Project Portfolio

Multi-Agentic Oncology Value Scorecard Creation with LLMs

This project explores the use of large language models (LLMs) to replicate and generate oncology value scorecards, such as the ASCO and ISPOR frameworks. These frameworks evaluate cancer treatments based on clinical benefit, toxicity, and other patient-centered outcomes. It implements and compares three LLM-based approaches: multi-agent systems, single LLM pipelines, and retrieval-augmented generation (RAG), using data from ClinicalTrials.gov, PubMed, and OpenFDA. A fourth, more advanced MOA-based multi-agent framework was later integrated for enhanced synthesis and traceability. Scorecard outputs were benchmarked against published gold standards to assess accuracy and reproducibility.

Exploratory COVID-19 Modeling: Because There Weren’t Already Enough Predictive COVID-19 Projects

This project explores the dynamics of the COVID-19 pandemic through three lenses: healthcare system strain, pandemic fatigue, and policy effectiveness. We developed predictive models for ICU utilization using LSTM and ensemble methods, achieving strong generalizability across countries and time periods. Pandemic fatigue was operationalized and detected using social media sentiment, policy data, and case trends, reaching over 89% balanced accuracy. We also applied causal and time-series methods, including wavelet coherence, to study the delayed effects of policy interventions.

Enhancing DataTrail Data Science Education: The BaltimoreTrails R Package and Dashboard

The BaltimoreTrails R package and associated dashboard are a comprehensive toolkit designed to facilitate the integration, manipulation, visualization, and interactive access of Baltimore datasets. Developed as part of the DataTrail initiative by the Johns Hopkins Bloomberg School of Public Health, this package and associated dashboard aim to provide a more localized, interactive, and relevant learning experience for students.

An R Shiny App to Introduce and Apply Survival Analysis Ideas

Together with Tiffany Hsieh and Bowen Chen, I am working on this R Shiny web-application to introduce ideas and provide intuition of survival analysis concepts from both theoretical and applied perspectives. Given a publicly available Moderna vaccine survival dataset on GitHub which we wanted to further explore, we outline several basic survival analysis concepts in a non-mathematical manner and then apply those concepts to the aforementioned dataset.
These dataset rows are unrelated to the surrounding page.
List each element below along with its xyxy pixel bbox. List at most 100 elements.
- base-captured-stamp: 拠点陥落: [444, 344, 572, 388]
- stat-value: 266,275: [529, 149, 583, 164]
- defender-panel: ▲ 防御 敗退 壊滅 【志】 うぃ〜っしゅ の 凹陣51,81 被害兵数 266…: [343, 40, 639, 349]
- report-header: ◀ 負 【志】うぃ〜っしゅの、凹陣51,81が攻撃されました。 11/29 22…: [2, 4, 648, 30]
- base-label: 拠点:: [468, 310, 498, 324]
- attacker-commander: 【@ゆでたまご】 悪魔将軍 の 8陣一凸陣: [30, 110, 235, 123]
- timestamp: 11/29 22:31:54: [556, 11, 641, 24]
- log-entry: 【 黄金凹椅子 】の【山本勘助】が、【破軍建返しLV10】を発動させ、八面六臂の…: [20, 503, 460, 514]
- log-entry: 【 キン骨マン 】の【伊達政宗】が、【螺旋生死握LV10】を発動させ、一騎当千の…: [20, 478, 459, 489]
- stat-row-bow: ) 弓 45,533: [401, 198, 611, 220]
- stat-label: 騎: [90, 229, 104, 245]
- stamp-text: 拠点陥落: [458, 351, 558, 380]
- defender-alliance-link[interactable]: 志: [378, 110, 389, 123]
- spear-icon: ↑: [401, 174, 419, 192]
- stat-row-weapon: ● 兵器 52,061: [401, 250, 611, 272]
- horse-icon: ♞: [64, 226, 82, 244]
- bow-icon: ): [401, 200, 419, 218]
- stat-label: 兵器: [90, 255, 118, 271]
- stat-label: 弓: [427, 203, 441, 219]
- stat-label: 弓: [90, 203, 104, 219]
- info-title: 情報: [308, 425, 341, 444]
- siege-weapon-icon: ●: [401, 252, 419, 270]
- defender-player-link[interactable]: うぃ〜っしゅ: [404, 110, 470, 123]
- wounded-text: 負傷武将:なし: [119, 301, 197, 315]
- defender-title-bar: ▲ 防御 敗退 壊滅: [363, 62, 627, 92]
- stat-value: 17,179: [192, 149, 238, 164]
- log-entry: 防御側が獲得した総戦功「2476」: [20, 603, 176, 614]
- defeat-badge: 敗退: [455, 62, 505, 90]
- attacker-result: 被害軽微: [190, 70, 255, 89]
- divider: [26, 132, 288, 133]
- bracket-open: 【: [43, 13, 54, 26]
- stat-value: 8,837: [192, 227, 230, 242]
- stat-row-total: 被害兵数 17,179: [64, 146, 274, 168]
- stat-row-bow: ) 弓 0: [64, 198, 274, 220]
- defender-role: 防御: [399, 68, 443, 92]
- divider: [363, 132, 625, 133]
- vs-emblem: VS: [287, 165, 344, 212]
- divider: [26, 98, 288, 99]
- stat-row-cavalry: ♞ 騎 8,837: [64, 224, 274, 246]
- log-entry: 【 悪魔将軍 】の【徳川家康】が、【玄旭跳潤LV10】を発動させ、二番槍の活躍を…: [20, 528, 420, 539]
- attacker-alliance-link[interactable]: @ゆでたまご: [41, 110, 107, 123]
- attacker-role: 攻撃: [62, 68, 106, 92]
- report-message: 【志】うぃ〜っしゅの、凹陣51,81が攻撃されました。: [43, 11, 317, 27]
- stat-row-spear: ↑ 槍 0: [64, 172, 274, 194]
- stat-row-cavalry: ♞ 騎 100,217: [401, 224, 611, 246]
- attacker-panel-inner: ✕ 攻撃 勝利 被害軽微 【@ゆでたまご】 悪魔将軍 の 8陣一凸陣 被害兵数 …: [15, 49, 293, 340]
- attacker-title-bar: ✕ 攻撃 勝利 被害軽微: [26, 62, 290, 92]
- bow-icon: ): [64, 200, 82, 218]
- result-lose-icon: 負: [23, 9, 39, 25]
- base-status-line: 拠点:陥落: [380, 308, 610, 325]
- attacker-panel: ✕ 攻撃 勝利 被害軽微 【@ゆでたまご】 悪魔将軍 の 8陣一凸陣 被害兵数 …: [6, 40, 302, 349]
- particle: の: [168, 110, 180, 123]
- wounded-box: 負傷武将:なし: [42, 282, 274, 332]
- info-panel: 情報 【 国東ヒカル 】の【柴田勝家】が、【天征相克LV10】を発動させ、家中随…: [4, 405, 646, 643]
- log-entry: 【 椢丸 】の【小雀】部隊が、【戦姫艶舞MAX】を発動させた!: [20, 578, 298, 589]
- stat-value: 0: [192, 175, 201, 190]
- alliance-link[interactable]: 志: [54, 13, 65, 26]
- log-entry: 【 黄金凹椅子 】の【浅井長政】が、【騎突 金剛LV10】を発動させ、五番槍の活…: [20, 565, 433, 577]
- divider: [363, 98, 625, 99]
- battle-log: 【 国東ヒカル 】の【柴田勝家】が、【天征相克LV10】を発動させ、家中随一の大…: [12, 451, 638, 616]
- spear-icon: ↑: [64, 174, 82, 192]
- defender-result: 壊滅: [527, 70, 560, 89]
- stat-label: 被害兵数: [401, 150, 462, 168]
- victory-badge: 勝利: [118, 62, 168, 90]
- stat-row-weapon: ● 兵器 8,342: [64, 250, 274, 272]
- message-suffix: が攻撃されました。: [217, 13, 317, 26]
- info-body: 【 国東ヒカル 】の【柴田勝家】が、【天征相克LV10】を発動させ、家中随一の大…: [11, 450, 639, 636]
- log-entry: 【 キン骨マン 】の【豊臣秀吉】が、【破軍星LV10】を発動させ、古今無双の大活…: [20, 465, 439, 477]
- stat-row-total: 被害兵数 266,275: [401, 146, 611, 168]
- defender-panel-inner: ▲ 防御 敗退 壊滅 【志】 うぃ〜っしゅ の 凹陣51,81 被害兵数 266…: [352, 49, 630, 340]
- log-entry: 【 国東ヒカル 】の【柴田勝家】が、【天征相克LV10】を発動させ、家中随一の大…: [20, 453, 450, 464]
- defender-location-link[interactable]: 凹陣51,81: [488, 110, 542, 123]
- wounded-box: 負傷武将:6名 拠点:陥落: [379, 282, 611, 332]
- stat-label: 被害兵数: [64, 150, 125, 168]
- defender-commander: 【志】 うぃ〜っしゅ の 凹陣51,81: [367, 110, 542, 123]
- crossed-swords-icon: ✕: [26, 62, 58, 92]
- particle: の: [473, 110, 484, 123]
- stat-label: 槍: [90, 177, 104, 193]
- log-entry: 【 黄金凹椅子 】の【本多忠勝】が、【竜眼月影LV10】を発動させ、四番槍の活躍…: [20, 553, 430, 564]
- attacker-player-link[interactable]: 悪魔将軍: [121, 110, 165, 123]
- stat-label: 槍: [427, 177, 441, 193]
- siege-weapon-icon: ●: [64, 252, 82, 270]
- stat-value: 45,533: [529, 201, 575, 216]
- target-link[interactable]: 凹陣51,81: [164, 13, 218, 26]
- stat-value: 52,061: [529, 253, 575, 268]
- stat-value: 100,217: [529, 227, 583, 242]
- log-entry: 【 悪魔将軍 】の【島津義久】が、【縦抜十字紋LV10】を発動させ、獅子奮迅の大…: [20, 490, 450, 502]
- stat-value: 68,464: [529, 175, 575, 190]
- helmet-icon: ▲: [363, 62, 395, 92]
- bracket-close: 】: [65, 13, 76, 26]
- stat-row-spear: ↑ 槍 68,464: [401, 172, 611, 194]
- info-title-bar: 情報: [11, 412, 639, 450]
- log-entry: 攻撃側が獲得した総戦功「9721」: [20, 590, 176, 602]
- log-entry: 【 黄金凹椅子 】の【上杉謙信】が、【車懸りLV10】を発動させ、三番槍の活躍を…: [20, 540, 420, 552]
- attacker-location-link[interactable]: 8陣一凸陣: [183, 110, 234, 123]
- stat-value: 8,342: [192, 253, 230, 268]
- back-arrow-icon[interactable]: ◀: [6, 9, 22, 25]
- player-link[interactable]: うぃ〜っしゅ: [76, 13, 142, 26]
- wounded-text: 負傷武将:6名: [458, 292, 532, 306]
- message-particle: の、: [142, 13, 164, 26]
Pediatric Traumatic Brain Injury (TBI) Mortality Prediction Web-Application

This pediatric TBI prediction web-application is part of my honors thesis on imbalanced outcome pediatric patient mortality classification, where the best-performing C5.0 decision tree classifier trained on Synthetic Minority Over-sampling TEchnique (SMOTE) subsampled data is the predictive model implemented here. Potential applications of such a web-application, as recommended to us by clinicians, could be when either diagnosis by a clinician is not possible or as an indirect clinicians aid to give an approximate survival estimate for parents or guardians. Simplicity, speed, and portability were the main priorities considered when developing the application.

An Intuitive Introduction to Metropolis-Hastings Algorithm Sampling and Diagnostics

The first aim of this stochastic models and simulation project is to understand the metropolis-hastings algorithm and several markov-chain-monte-carlo diagnostic methods at a more intuitive and visual level through plots that are both animated and interactive. My second aim is to present my first aim in a cohesive and compact manner to those unfamiliar with MCMC and the R-Programming Language. It is important to mention that the time-dependent nature of a markov chain and the amount of visually appealing parameters are optimal for creating animated illustrations.

Comparing Variable Selection Techniques on Simulated Data

The aims of this project are to simulate multivariate data from three underlying linear models with varying degrees of correlation among predictors and then observing how effective different variable selection methods perform on each dataset by fitting a linear regression model with the selected variables. Thus, we first simulate 50 datasets for every underlying model from section 7 of the Paper “Regression Shrinkage and Selection via the Lasso” by Tibshirani (1996). We then fit the models according several variable selection and shrinkage methods and consider Akaike Information Criterion (AIC), Bayesian Information Criterion (BIC), and Adjusted R-Squared Value as performance metrics.

Shiny-Based Personal Project Portfolio Web-Application

I created this project as my previous personal website to improve my R Shiny and HTML programming skills. Given that Shiny applications are more dynamic and are made for visualizing and making statistical analyses more interactive, I decided to retire this web-application for this current website.